The results are reported in Table 5. All models include year and age fixed effects. Models 1–5 add covariates stepwise for characteristics of the child, mother, and father as well as municipality fixed effects. We can see that the additional covariates increase the explanatory power of our model (adjusted R
2). However, the treatment estimates remain at around 1.3 % across the different model specifications, suggesting that the treatment effect is not biased by any cohort specific and discontinuous changes in observable characteristics. The corresponding TOT estimate, resting on the assumption that the treatment effect is generated only by fathers actually taking leave, ranges from 2.0 % to 2.2 %. Fathers treated in the phase-in period face, on average, a 0.5 % decrease in earnings.

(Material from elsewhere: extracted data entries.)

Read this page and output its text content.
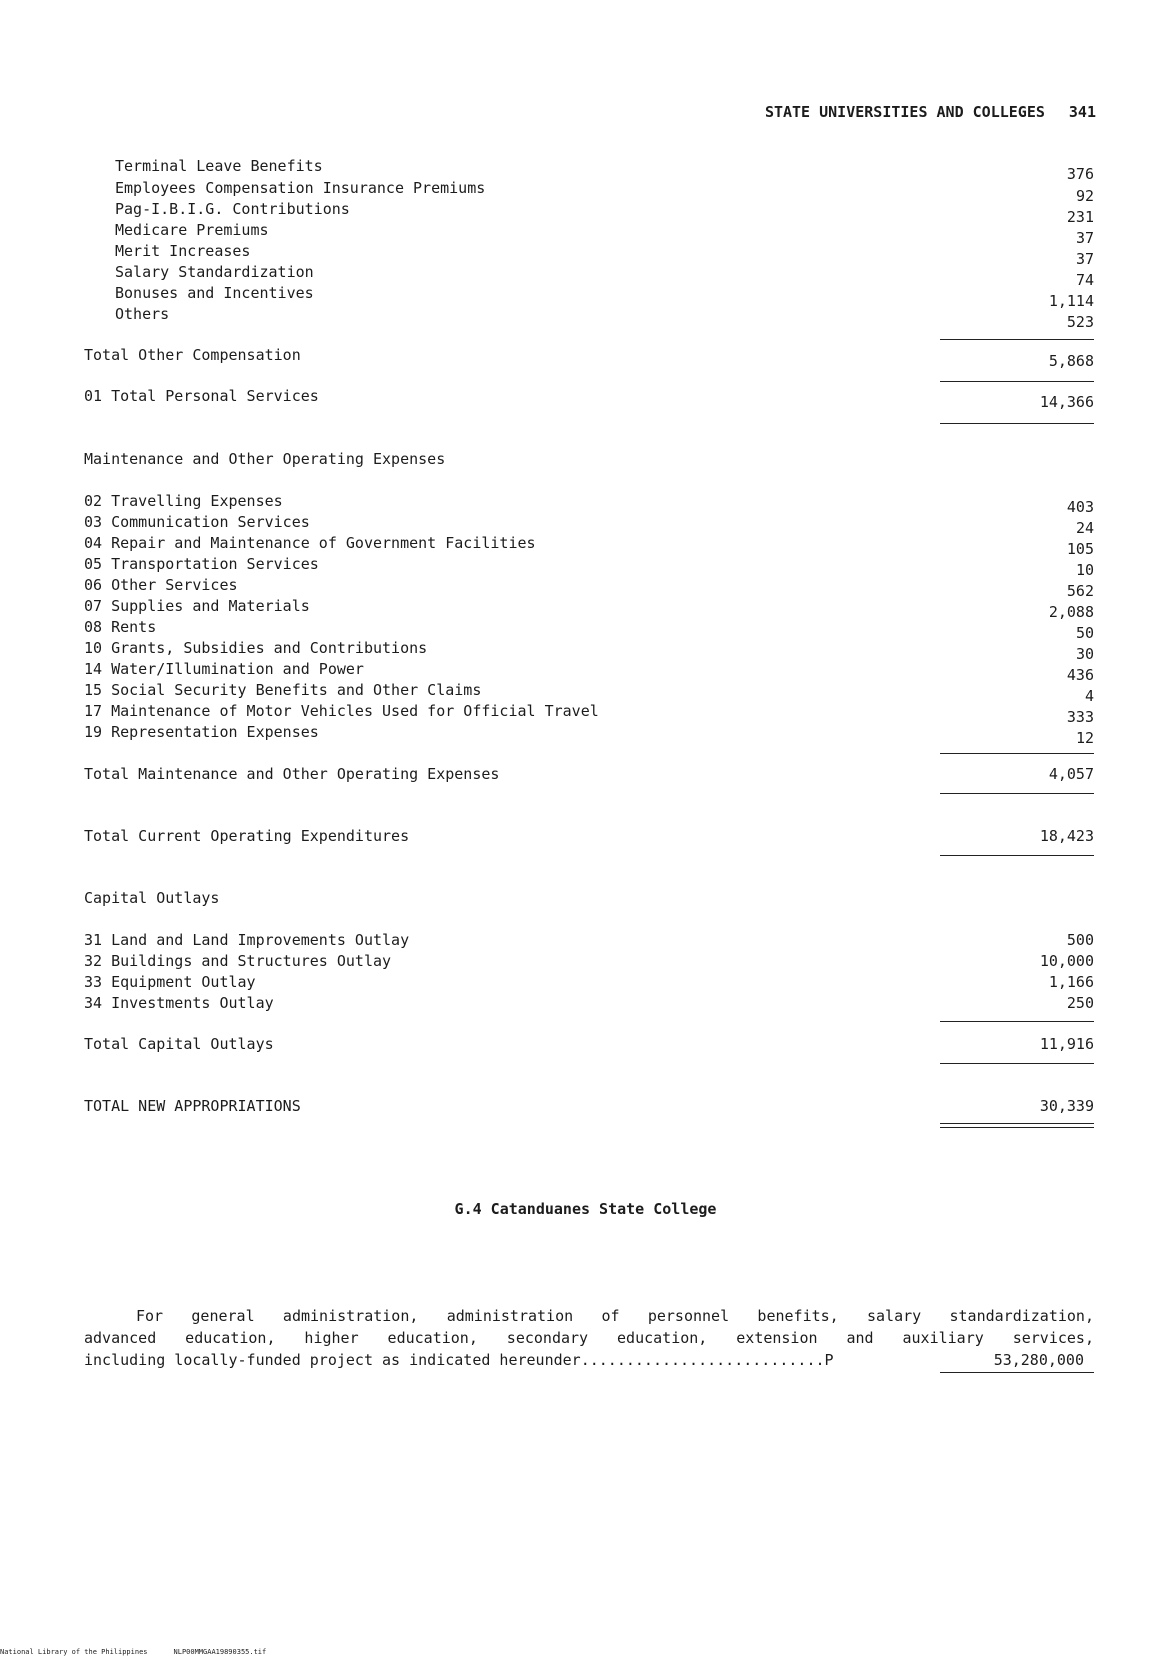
STATE UNIVERSITIES AND COLLEGES 341
Terminal Leave Benefits	376
Employees Compensation Insurance Premiums	92
Pag-I.B.I.G. Contributions	231
Medicare Premiums	37
Merit Increases	37
Salary Standardization	74
Bonuses and Incentives	1,114
Others	523
Total Other Compensation	5,868
01 Total Personal Services	14,366
Maintenance and Other Operating Expenses
02 Travelling Expenses	403
03 Communication Services	24
04 Repair and Maintenance of Government Facilities	105
05 Transportation Services	10
06 Other Services	562
07 Supplies and Materials	2,088
08 Rents	50
10 Grants, Subsidies and Contributions	30
14 Water/Illumination and Power	436
15 Social Security Benefits and Other Claims	4
17 Maintenance of Motor Vehicles Used for Official Travel	333
19 Representation Expenses	12
Total Maintenance and Other Operating Expenses	4,057
Total Current Operating Expenditures	18,423
Capital Outlays
31 Land and Land Improvements Outlay	500
32 Buildings and Structures Outlay	10,000
33 Equipment Outlay	1,166
34 Investments Outlay	250
Total Capital Outlays	11,916
TOTAL NEW APPROPRIATIONS	30,339
G.4 Catanduanes State College
For general administration, administration of personnel benefits, salary standardization,
advanced education, higher education, secondary education, extension and auxiliary services,
including locally-funded project as indicated hereunder...........................P	53,280,000
National Library of the Philippines	NLP00MMGAA19890355.tif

Models 6 and 7 investigate how the treatment estimate is affected by different sample restrictions. In Model 6, we relax the age restriction that both parents should be older than 25 when the child was born. When including all parents older than 21, the estimated treatment effect drops to 1.0 %. In Model 7, we can see that when we tighten the age restriction to parents who were older than 27 when the child was born, the estimated treatment effect increases to 1.7 %.
One possible concern is that the paternity-leave quota affected fertility. In particular, if the reform increases father involvement, this may motivate couples to have another child that they otherwise would not have had. This, in turn, could have an impact on our estimates of treatment effects because a selected sample of fathers of older children will exit our sample and enter with a younger child. We address this concern in Model 8 by restricting our sample to fathers of one child. The estimated treatment effect remains basically the same. Ideally, we would investigate effects on fertility utilizing a similar framework as in our main analysis investigating effects on fathers’ earnings. However, our DD approach rests on the assumption that trends in the outcome variable are similar for fathers of children of various ages, which does not hold for trends in fertility.

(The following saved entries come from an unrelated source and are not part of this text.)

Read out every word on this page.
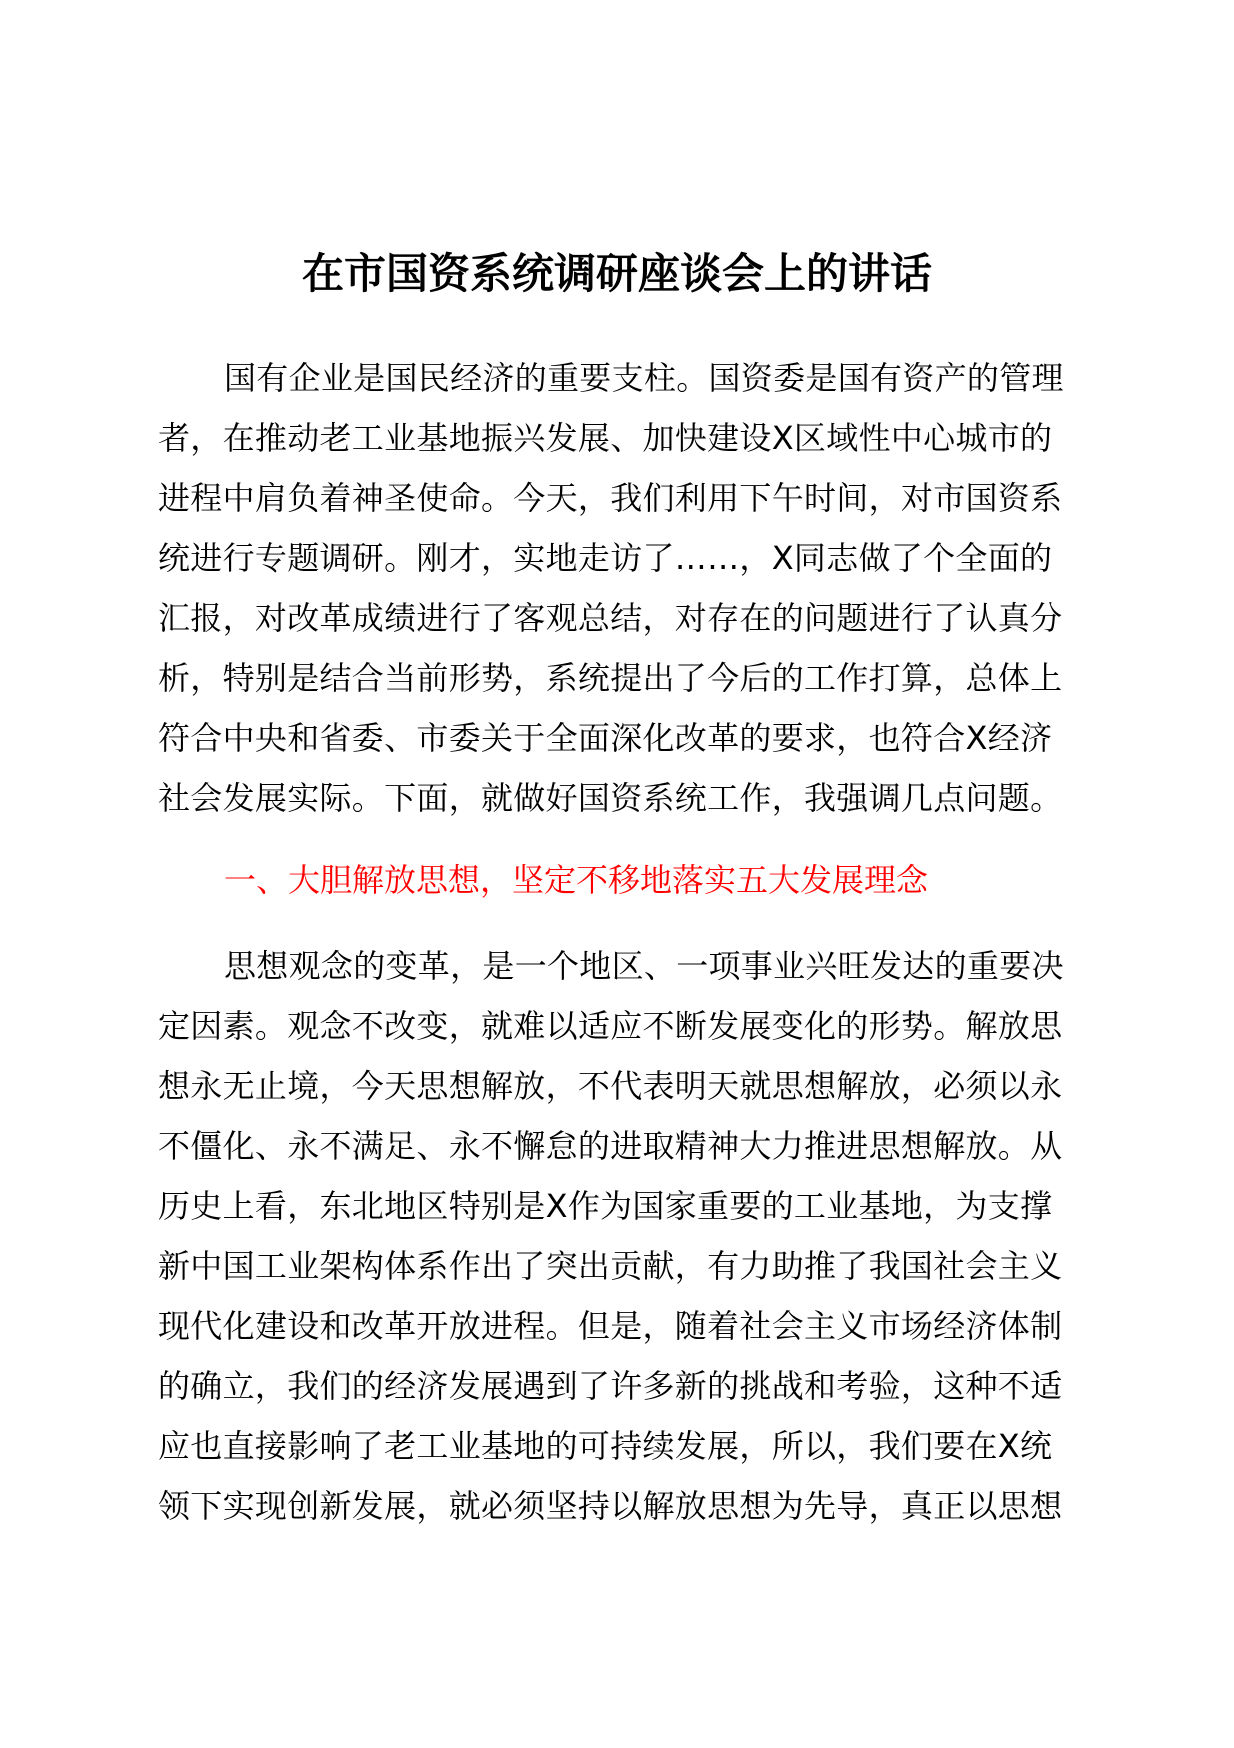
在市国资系统调研座谈会上的讲话
国有企业是国民经济的重要支柱。国资委是国有资产的管理
者，在推动老工业基地振兴发展、加快建设X区域性中心城市的
进程中肩负着神圣使命。今天，我们利用下午时间，对市国资系
统进行专题调研。刚才，实地走访了……，X同志做了个全面的
汇报，对改革成绩进行了客观总结，对存在的问题进行了认真分
析，特别是结合当前形势，系统提出了今后的工作打算，总体上
符合中央和省委、市委关于全面深化改革的要求，也符合X经济
社会发展实际。下面，就做好国资系统工作，我强调几点问题。
一、大胆解放思想，坚定不移地落实五大发展理念
思想观念的变革，是一个地区、一项事业兴旺发达的重要决
定因素。观念不改变，就难以适应不断发展变化的形势。解放思
想永无止境，今天思想解放，不代表明天就思想解放，必须以永
不僵化、永不满足、永不懈怠的进取精神大力推进思想解放。从
历史上看，东北地区特别是X作为国家重要的工业基地，为支撑
新中国工业架构体系作出了突出贡献，有力助推了我国社会主义
现代化建设和改革开放进程。但是，随着社会主义市场经济体制
的确立，我们的经济发展遇到了许多新的挑战和考验，这种不适
应也直接影响了老工业基地的可持续发展，所以，我们要在X统
领下实现创新发展，就必须坚持以解放思想为先导，真正以思想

We have limited our sample to full-time employed fathers. As discussed earlier, this restriction is problematic if the reform had an impact on the fathers’ decision to be employed full-time. We investigate this assertion in Table 6. In this table, we drop the sample restriction of full-time employment, and the dependent variable is a dummy variable indicating whether the father is full-time employed. Apart from these changes, Models 1 and 2 correspond to Models 1 and 4, respectively, in Table 5. We can see in both specifications a small and insignificant relationship between the treatment variables and full-time employment.Footnote 12 This is consistent with the hypothesis that the reform did not have an effect on the fathers’ decision to be full-time employed.

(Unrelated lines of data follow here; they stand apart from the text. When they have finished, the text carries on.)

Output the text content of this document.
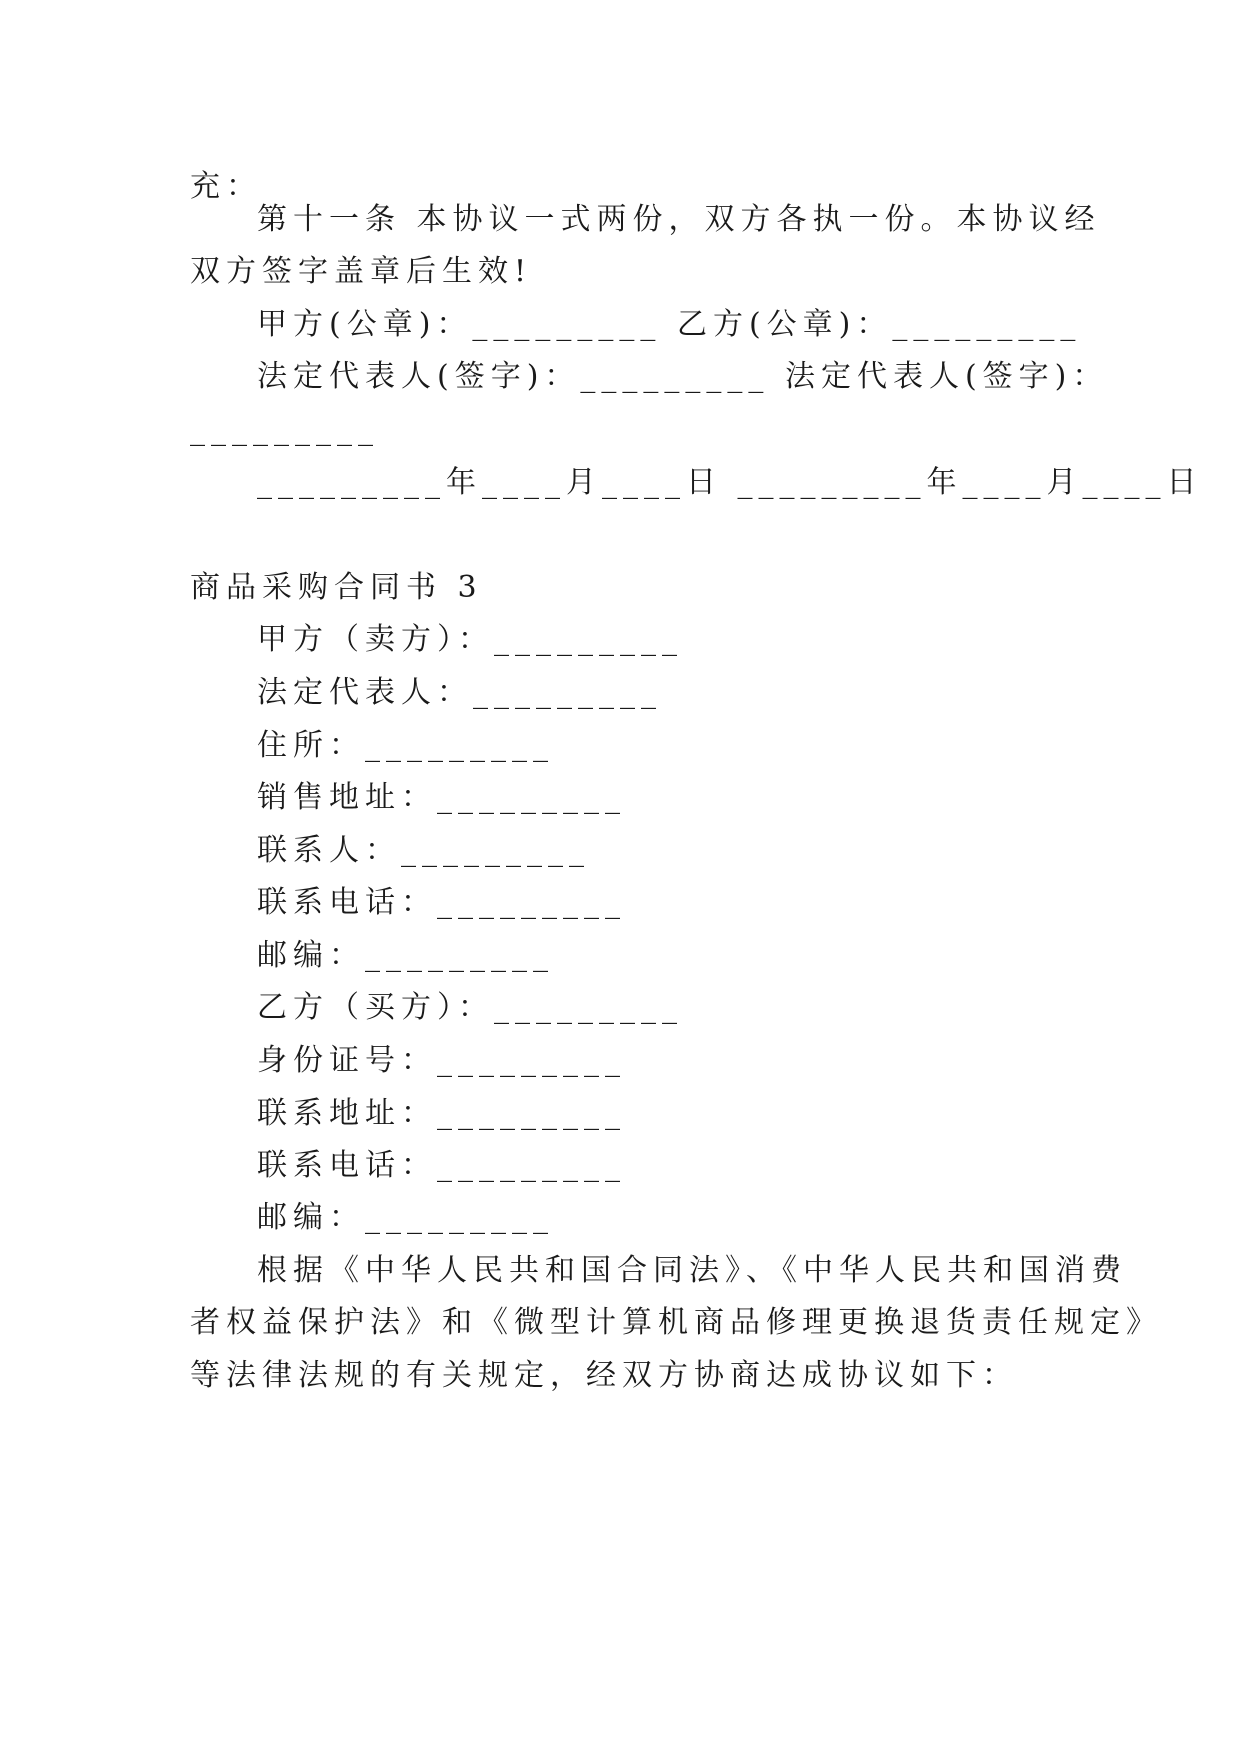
充：
第十一条 本协议一式两份，双方各执一份。本协议经
双方签字盖章后生效!
甲方(公章)：_________ 乙方(公章)：_________
法定代表人(签字)：_________ 法定代表人(签字)：
_________
_________年____月____日 _________年____月____日
商品采购合同书 3
甲方（卖方）：_________
法定代表人：_________
住所：_________
销售地址：_________
联系人：_________
联系电话：_________
邮编：_________
乙方（买方）：_________
身份证号：_________
联系地址：_________
联系电话：_________
邮编：_________
根据《中华人民共和国合同法》、《中华人民共和国消费
者权益保护法》和《微型计算机商品修理更换退货责任规定》
等法律法规的有关规定，经双方协商达成协议如下：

We also investigate whether the paternity-leave quota affected mothers’ labor market participation.Footnote 13 The analysis is designed in accordance with the analysis reported in Table 3. The DD coefficients of this analysis (available from authors on request) do not show a stepwise pattern that corresponds to the changes in fathers’ earnings reported in Table 3. We can see a strong decrease in labor supply for mothers of 1-year-olds in 1995, most likely because of the extended job protection implemented the same year. As expected, the table also shows that the cash-for-care subsidy implemented in 1998 decreased the labor supply of women with 1-year-olds (from 1998) and 2-year-olds (from 1999). However, the table does not show that the paternity-leave quota affected mothers’ labor supply.
Subsample Analyses: Father’s Education Level
In Table 7, we investigate the variation in responses to the paternity-leave quota across different levels of education. We use the same collapsed-form specification as Model 4 in Table 5. Comparing across Models 1–3 in Table 7, we can see that the negative response in earnings is significantly larger for fathers with no college degree compared with fathers with a college degree.Footnote 14 Moreover, the effect for university graduates is not statistically significant.
Because uptake rates vary between subgroups, we also report the corresponding TOT estimates, resting on the assumption that the treatment effect is generated only by fathers who actually took leave. Adjusting for relevant uptake rates amplifies the differences and gives us a TOT effect of a 3.3 % drop in earnings for fathers who have not completed high school, compared with 2.7 % for high school graduates and 1.1 % for university graduates. Some studies suggest that less-educated fathers are less involved with their children (Yeung et al. 2001), and our findings may reflect that the paternity-leave quota has a stronger effect on the group where the potential increase in involvement is largest. Alternatively, our findings may reflect that highly educated fathers have a higher opportunity cost of spending more time at home and are consequently less responsive to the paternity-leave quota. Empirical findings on the association between education level and father involvement are inconclusive (see, e.g., Yeung et al. (2001) for an overview of the literature).